Certain warnings come with Exalgo use. For example, it shouldn’t be used by anyone not previously taking another opioid pain medicine. Those with asthma, breathing problems or bowel blockages shouldn’t use Exalgo. Exalgo is a controlled substance, like other opioid pain medicines. Since Exalgo is available in such high dosages as a controlled-release drug, there is a significant risk of fatal respiratory depression associated with its use.

What Does Exalgo Look Like?

Exalgo and its generic are sold as tablets. For the brand-name Exalgo, the 8 mg dosage was round, red and printed with EXH 8. A 12 mg dosage of Exalgo was yellow, round and printed with 12 mg. The 16 mg dosage of Exalgo was also round and yellow and printed with EXH 16. Finally, the 32 mg dosage of Exalgo was round, white and printed with EXH 32. 

In contrast, the generic form of the drug can look different depending on the manufacturer.

It’s important to keep this drug out of the reach of young people or anyone who could be at risk for using it without a prescription because it can cause deadly respiratory depression in people who aren’t tolerant of opioids.

How Is Exalgo Used?

The generic for Exalgo is prescribed for chronic pain.
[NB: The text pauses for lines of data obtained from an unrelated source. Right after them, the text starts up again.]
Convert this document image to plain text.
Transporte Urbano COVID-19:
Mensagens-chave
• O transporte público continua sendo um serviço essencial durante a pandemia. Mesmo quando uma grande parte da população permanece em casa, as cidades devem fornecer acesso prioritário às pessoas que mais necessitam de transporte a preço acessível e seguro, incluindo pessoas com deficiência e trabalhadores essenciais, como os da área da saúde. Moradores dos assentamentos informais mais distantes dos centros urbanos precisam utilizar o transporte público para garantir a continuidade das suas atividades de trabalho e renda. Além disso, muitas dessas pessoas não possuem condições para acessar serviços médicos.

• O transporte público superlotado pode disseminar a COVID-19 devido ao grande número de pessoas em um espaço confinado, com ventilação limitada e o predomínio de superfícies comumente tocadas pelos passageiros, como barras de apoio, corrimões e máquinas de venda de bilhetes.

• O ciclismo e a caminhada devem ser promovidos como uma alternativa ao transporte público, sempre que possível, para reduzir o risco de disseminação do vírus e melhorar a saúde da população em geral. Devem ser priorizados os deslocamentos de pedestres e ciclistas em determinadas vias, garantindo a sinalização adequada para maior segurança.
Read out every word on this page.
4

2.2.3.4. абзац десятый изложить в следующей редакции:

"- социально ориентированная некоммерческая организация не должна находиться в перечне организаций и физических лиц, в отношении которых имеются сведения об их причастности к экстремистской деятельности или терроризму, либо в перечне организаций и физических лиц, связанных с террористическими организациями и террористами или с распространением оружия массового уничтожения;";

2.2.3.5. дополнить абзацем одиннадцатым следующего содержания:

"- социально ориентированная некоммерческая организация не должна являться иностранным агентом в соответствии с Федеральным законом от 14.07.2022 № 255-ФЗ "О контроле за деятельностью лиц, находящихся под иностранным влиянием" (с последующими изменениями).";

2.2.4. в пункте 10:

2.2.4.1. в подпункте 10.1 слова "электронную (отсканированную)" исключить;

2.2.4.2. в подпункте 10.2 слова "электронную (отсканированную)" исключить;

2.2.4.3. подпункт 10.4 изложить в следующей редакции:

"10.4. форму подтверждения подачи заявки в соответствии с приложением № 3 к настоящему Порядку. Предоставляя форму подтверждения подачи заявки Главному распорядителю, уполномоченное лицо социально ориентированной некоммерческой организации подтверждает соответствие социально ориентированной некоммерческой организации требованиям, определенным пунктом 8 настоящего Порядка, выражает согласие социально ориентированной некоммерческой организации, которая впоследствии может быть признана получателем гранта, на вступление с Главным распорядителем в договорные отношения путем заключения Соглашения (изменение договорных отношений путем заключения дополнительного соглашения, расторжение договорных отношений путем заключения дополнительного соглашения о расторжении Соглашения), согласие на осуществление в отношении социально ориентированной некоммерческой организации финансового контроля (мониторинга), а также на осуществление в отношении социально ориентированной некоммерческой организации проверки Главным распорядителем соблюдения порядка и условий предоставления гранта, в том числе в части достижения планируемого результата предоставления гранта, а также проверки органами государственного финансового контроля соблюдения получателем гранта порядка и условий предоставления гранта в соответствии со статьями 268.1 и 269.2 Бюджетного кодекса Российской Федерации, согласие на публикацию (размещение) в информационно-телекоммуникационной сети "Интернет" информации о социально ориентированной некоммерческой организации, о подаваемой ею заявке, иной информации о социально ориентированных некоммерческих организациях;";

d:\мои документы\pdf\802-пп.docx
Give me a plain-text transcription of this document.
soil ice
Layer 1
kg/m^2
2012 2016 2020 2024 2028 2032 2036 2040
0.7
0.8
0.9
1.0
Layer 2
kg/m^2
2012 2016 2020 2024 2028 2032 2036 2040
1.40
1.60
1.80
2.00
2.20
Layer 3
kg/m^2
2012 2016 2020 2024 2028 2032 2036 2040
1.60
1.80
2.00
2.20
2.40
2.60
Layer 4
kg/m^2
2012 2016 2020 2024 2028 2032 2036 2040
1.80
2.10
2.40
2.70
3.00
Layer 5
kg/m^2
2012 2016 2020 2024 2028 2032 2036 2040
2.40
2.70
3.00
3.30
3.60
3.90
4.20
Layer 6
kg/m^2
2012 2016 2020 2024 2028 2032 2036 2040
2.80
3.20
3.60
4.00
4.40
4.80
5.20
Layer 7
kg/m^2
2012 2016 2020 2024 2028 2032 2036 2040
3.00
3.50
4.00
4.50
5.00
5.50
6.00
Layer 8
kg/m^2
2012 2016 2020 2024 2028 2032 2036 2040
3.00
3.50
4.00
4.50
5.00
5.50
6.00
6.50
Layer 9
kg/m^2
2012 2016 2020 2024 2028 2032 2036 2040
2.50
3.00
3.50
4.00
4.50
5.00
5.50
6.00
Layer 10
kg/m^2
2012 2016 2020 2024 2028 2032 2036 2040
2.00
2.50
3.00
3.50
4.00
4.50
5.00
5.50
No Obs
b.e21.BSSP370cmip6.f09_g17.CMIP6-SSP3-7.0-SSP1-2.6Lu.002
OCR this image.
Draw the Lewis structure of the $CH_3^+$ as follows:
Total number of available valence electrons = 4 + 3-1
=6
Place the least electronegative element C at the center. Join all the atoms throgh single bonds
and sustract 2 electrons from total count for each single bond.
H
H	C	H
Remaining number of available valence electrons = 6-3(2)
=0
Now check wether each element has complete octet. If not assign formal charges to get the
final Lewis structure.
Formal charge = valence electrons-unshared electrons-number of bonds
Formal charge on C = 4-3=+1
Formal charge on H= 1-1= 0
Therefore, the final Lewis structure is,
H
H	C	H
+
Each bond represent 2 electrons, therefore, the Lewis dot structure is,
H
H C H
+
The pain should be severe enough to require an opioid and round-the-clock treatment. Because of its potency, the drug should only be used in those who already take opioids and are tolerant to them. Although any doctor can prescribe Exalgo, the package labeling recommends that only doctors who are experts in pain management should prescribe the drug.

How Exalgo Works

Like other opioids, Exalgo works by activating the mu opioid receptors in the central nervous system. This blocks your perception of pain, leading to an analgesic effect. As a Schedule II controlled substance, Exalgo can also impact the brain’s reward system, increasing the risk of abuse, addiction and dependence.

Drug Interactions With Exalgo

Exalgo’s drug interactions are similar to those of other opioids and include:

  • Benzodiazepines and other central nervous system depressants, like muscle relaxants, due to the risk of worsening Exalgo’s side effects and increasing overdose risk
  • Antidepressants and other drugs that increase serotonin, like MAOIs, due to the risk of serotonin syndrome
  • Other opioids can intensify Exalgo’s side effects or, in some cases, interfere with the drug’s activity
  • Diuretics, which may not work as well if you take Exalgo
  • Anticholinergic drugs, due to the risk of retained urine and intestinal blockage

Pharmacology of Exalgo

Exalgo is a long-acting drug that gradually increases hydromorphone in your body. After a single dose, your blood levels of Exalgo will increase over the next six to eight hours, and these levels will be maintained for about 18–24 hours. After about three to four days of once-daily dosing, the drug reaches an equilibrium in your body where the blood levels should remain relatively constant if you take it regularly.

Exalgo Dosage and Administration

Exalgo and its generic come in multiple available doses, including:

  • 8 mg 
  • 12 mg
  • 16 mg
  • 32 mg

The drug should be taken no more than once daily. The dose may be increased by 4–8 mg every three to four days if needed to control pain.

Exalgo tablets should be swallowed intact and not crushed, chewed or broken to reduce the risk of an accidental overdose. Those with kidney or liver problems will likely start with a lower dose of the medication.

Exalgo Side Effects

Exalgo’s side effects are similar to other opioids. Although not all side effects will happen in all people who take the drug, adverse effects include:

  • Constipation
  • Nausea and vomiting
  • Sleepiness
  • Headache
  • Itchy skin
  • Dizziness
  • Insomnia
  • Dry mouth
  • Swelling
  • Excessive sweating
  • Decreased appetite
  • Joint pain
  • Abdominal pain
  • Muscle spasms
  • Weight loss

As an opioid, Exalgo also carries a risk of abuse, addiction, dependence and overdose. As a result, it is vital to take the drug only as prescribed by your doctor.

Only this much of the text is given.